Cours de philosophie et de citoyenneté

Tous les élèves de l'enseignement officiel doivent suivre un cours d'une heure de philosophie et de citoyenneté (CPC). Dans les prochains jours, les parents de ces élèves recevront un formulaire qui leur permettra de choisir entre suivre le cours de morale ou de religion ou d'en être dispensé au profit d'une deuxième heure de CPC. La Fapeo et le CAL ont critiqué ce formulaire, accusant l'administration de privilégier "des cours dispensés par les organismes religieux". "Le formulaire est conforme à l'avis de la Cour constitutionnelle et le Conseil d’État n'y a vu aucune objection, répond la ministre. J'ose espérer que pour un choix aussi personnel, ce n'est pas simplement l'ordre de présentation des cours sur la feuille qui a une influence. Arrêtons ce genre de polémiques stériles. C'est aux parents, avec leur enfant, de poser un choix".

Pensions des enseignants

Une procédure en conflit d'intérêts a été lancée contre le projet de réforme de la pension des enseignants lancé par le gouvernement fédéral. Le ministre des Pensions Daniel Bacquelaine (MR) "a annoncé que la réforme globale des pensions devait générer des économies. Je pense qu'il ne faut pas dissocier les enseignants des autres. Le ministre a annoncé qu'il ne prendra pas les mesures qui vont avoir un impact réel sur la pension des enseignants, tant qu'il n'aura pas mis sur la table des propositions sur la pénibilité. La vraie question c'est la pénibilité. Enseignant c'est un métier qui demande énormément d'investissements, d'énergie. Donc il faut travailler finement ces critères de pénibilité, et aujourd'hui on n'y voit pas clair".

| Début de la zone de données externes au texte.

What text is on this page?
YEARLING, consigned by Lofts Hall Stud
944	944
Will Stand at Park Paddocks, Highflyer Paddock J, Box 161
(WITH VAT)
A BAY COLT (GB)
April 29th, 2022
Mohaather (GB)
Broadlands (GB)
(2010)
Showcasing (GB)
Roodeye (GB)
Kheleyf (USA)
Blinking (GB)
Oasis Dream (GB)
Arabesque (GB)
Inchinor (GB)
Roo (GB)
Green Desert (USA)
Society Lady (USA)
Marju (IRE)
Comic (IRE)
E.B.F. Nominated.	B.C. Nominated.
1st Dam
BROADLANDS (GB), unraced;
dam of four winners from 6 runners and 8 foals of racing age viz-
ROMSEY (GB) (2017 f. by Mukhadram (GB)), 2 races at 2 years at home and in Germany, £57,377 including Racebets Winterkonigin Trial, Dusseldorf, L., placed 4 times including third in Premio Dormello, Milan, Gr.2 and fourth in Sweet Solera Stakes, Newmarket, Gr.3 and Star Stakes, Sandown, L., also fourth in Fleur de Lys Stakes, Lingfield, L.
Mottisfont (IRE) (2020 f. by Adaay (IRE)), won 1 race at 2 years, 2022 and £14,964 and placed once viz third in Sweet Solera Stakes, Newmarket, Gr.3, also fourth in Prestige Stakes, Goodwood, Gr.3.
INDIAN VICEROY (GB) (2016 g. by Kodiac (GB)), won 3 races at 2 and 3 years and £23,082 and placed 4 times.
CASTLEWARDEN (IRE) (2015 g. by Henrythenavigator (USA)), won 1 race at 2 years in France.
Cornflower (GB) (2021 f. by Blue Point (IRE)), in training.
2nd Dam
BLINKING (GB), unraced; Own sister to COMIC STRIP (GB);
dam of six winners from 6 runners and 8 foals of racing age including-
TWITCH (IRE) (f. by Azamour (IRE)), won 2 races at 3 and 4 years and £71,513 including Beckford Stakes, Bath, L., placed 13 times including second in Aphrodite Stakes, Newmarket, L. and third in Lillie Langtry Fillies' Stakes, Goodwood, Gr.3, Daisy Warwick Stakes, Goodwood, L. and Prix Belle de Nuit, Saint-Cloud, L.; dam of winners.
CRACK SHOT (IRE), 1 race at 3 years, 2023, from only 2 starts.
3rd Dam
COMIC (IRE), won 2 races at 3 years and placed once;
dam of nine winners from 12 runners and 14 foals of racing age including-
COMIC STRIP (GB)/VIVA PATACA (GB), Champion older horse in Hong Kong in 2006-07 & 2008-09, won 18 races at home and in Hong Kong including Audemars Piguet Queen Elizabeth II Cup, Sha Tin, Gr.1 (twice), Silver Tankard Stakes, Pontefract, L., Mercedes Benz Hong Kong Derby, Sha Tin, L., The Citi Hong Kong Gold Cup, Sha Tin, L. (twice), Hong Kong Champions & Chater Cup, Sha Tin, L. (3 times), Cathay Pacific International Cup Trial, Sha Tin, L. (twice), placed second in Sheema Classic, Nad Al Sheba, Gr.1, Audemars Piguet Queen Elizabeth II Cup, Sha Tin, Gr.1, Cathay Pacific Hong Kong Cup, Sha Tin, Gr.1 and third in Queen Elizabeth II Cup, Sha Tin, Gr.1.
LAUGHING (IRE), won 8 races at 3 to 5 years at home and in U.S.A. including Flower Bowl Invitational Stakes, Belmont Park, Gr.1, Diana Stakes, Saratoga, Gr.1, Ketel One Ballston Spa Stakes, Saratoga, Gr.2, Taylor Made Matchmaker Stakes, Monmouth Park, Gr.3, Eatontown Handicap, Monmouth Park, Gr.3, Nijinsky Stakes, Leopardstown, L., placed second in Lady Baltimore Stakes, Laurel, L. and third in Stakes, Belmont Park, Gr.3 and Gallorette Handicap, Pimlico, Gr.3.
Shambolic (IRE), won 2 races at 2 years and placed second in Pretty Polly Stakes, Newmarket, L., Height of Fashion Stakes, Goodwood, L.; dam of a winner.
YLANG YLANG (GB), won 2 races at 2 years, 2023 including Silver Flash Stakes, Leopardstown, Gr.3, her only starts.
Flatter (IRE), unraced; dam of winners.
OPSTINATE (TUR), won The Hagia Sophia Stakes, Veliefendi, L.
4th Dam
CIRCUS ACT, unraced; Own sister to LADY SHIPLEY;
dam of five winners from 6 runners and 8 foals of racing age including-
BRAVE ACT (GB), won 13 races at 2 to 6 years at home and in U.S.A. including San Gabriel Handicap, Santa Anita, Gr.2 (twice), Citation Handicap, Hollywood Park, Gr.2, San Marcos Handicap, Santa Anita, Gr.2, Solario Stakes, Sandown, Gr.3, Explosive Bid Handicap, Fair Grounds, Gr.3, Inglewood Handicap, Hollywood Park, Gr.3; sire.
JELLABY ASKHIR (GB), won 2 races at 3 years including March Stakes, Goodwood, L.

Marie-Martine Schyns estime qu'il est justifié de lancer une procédure en conflit d'intérêts, dès lors que "les entités fédérées estiment qu'il y a un impact important sur des membres du personnel qui les concernent pleinement (110 000 enseignants). Les enseignants sont les plus gros contributeurs aux pensions. Il est logique d'intégrer des critères de pénibilité pour cette fonction".

Pacte d'excellence

A quand la mise en œuvre du Pacte d'excellence ? La ministre annonce deux changements dès septembre prochain : "Le renforcement de l'encadrement en maternelle. On a cinquante millions d'euros sur trois ans pour les maternelles, cette année on va dégager le premier tiers afin d'avoir davantage d'enseignants dans les classes où il y a le plus d'enfants. Et sept millions d'euros sont dégagés dès septembre pour soutenir les directeurs dans leurs tâches administratives".